Spenser Confidential – 2020

Director Peter Berg
Screenplay Sean O’Keefe, Brian Helgeland based on the work of Ace Atkins and Robert B. Parker
Starring Mark Wahlberg, Winston Duke, Alan Arkin, Iliza Shlesinger, Bokeem Woodbine, Marc Maron, Austin Post, Michael Gaston

Peter Berg and Mark Wahlberg had created a partnership that has been steady for five films, starting with Lone Survivor. I have seen a few of these, but never reviewed them. The first film seems the best of the lot. Each of the films are above average vehicles for both. They make enough money to warrant more, but there is nothing more challenging here to push either to new heights.

This time the two have teamed with Brian Helgeland to recreate the Wonderland story of Atkins with the characters of Spenser for Hire. The result is not exactly an action comedy classic, but it is good enough for a Saturday night when one is trying to outlast the Coronavirus.

The story kicks off with a retelling of why Spenser (Wahlberg) is a “former” cop who is on his way out of prison. There is a fight, started by a guy named Squeeb (Post) that becomes an ambush. Throughout the fight, Spenser asks repeatedly who paid him for the hit. Squeeb doesn’t tell him right away. It’s pretty clear that we’re going to find out.
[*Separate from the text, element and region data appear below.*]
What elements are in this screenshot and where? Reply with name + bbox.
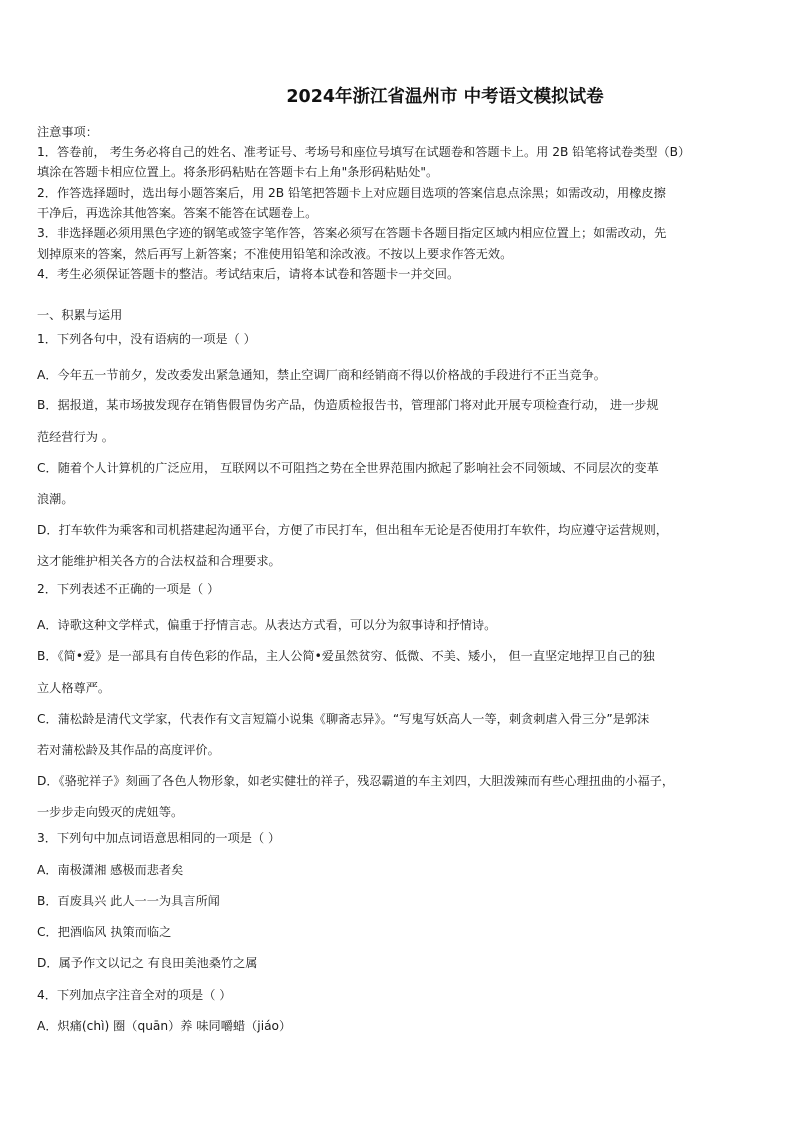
question-2-option-b-cont: 立人格尊严。 (37, 681, 111, 695)
question-2-option-c: C．蒲松龄是清代文学家，代表作有文言短篇小说集《聊斋志异》。“写鬼写妖高人一等，刺贪刺虐入骨三分”是郭沫 (37, 712, 650, 726)
question-1-option-b-cont: 范经营行为 。 (37, 430, 114, 444)
question-1-option-c: C．随着个人计算机的广泛应用， 互联网以不可阻挡之势在全世界范围内掀起了影响社会不同领域、不同层次的变革 (37, 461, 659, 475)
notice-line: 1．答卷前， 考生务必将自己的姓名、准考证号、考场号和座位号填写在试题卷和答题卡上。用 2B 铅笔将试卷类型（B） (37, 145, 691, 159)
question-4-option-a: A．炽痛(chì) 圈（quān）养 味同嚼蜡（jiáo） (37, 1019, 292, 1033)
notice-line: 4．考生必须保证答题卡的整洁。考试结束后，请将本试卷和答题卡一并交回。 (37, 267, 460, 281)
question-3-option-a: A．南极潇湘 感极而悲者矣 (37, 863, 184, 877)
notice-line: 3．非选择题必须用黑色字迹的钢笔或签字笔作答，答案必须写在答题卡各题目指定区域内相应位置上；如需改动，先 (37, 226, 667, 240)
question-3-option-b: B．百废具兴 此人一一为具言所闻 (37, 894, 220, 908)
question-4-stem: 4．下列加点字注音全对的项是（ ） (37, 988, 232, 1002)
notice-line: 划掉原来的答案，然后再写上新答案；不准使用铅笔和涂改液。不按以上要求作答无效。 (37, 247, 513, 261)
section-heading: 一、积累与运用 (37, 308, 123, 322)
notice-line: 2．作答选择题时，选出每小题答案后，用 2B 铅笔把答题卡上对应题目选项的答案信息点涂黑；如需改动，用橡皮擦 (37, 186, 666, 200)
question-2-option-b: B．《简•爱》是一部具有自传色彩的作品，主人公简•爱虽然贫穷、低微、不美、矮小， 但一直坚定地捍卫自己的独 (37, 649, 655, 663)
question-1-option-a: A．今年五一节前夕，发改委发出紧急通知，禁止空调厂商和经销商不得以价格战的手段进行不正当竞争。 (37, 368, 606, 382)
question-1-option-b: B．据报道，某市场披发现存在销售假冒伪劣产品，伪造质检报告书，管理部门将对此开展专项检查行动， 进一步规 (37, 398, 659, 412)
question-3-option-d: D．属予作文以记之 有良田美池桑竹之属 (37, 956, 258, 970)
question-1-stem: 1．下列各句中，没有语病的一项是（ ） (37, 332, 256, 346)
page-title: 2024年浙江省温州市 中考语文模拟试卷 (286, 87, 604, 107)
notice-line: 填涂在答题卡相应位置上。将条形码粘贴在答题卡右上角"条形码粘贴处"。 (37, 165, 439, 179)
question-3-stem: 3．下列句中加点词语意思相同的一项是（ ） (37, 831, 281, 845)
question-2-option-d: D．《骆驼祥子》刻画了各色人物形象，如老实健壮的祥子，残忍霸道的车主刘四，大胆泼辣而有些心理扭曲的小福子， (37, 774, 675, 788)
question-1-option-d: D．打车软件为乘客和司机搭建起沟通平台，方便了市民打车，但出租车无论是否使用打车软件，均应遵守运营规则， (37, 523, 668, 537)
question-1-option-d-cont: 这才能维护相关各方的合法权益和合理要求。 (37, 554, 281, 568)
question-2-option-c-cont: 若对蒲松龄及其作品的高度评价。 (37, 743, 220, 757)
question-2-stem: 2．下列表述不正确的一项是（ ） (37, 582, 220, 596)
question-2-option-d-cont: 一步步走向毁灭的虎妞等。 (37, 805, 184, 819)
question-2-option-a: A．诗歌这种文学样式，偏重于抒情言志。从表达方式看，可以分为叙事诗和抒情诗。 (37, 618, 497, 632)
question-1-option-c-cont: 浪潮。 (37, 492, 74, 506)
notice-heading: 注意事项： (37, 125, 98, 139)
question-3-option-c: C．把酒临风 执策而临之 (37, 925, 172, 939)
notice-line: 干净后，再选涂其他答案。答案不能答在试题卷上。 (37, 206, 318, 220)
First, though, the main suspect, Detective Boylan (Gaston) has been killed himself. Conveniently timed with his release. Spenser’s former partner Driscoll (Woodbine) is fine with his alibi and starts to leave. This doesn’t prevent Driscoll’s new partner from giving Spenser an earful about how bad he is being a cop who is a convict, or something like that. Driscoll pulls the new partner away, you know, because they’re buddies.

Spenser’s new living situation, with his mentor, Henry (Arkin) are less than ideal, but he makes do. This is because his immediate bunkmate is another of Henry’s boxing students, Hawk (Duke). They get along well enough. Add in a slightly crazy ex-girlfriend (Shlesinger) and you have all of the players you need.

The death of a fellow classmate at the academy leads Spenser to begin investigating. One could mention that he’s also training to become a truck driver because his dream of leaving Southie after his conviction to live the dream of driving in Arizona. There is a reason they keep going with that storyline even while he gets deeper into the investigation.

The challenge in remaking the world of Parker’s characters is it would require wrapping it around a mystery of some sort. This is where the story of Wonderland is supposed to come into play. To say this isn’t anyone’s best work is not any surprise. They’re building this for a comfortable action series, not for a work of art.

Berg only tries to keep the mystery going for about half of the film. He then gives it away without ceremony. This isn’t even going through the motions. Duke and Wahlberg are given some buddy moments, but it feels forced. There’s a lot to cram in a three act story, so it feels abridged. Wahlberg also makes himself the butt of some fish out of water jokes, including a decent one regarding “the cloud.” Arkin is Arkin. You know what to expect and he delivers.

The irony in mentioning “bad movies” about cops in Southie while making a film that doesn’t approach any of them could be sweet. Here it just serves to remind the viewer that they might be wasting their time. There is something admirable about Wahlberg bringing everything back to where he lives, but when the movie is not great, there’s no gain.

The action scenes alternate between good and average. The introduction of machetes into the mix should be enough to leave an impression. When half a dozen jump Spenser in a restaurant and nobody lands a blow, it’s just dumb. Maybe give one guy the machete, another a golf club, the next a fire poker, etc…

This film feels like everyone took half a step back. Is this because it was on Netflix? There is no reason to refrain from a few more scenes to make the bad guys harder to detect. Even less a reason for the action to be tamed to the point of Disneyplus.

There is talent on both sides of the lens in Spenser Confidential. It’s kind of a shame there isn’t more evidence of the potential on screen.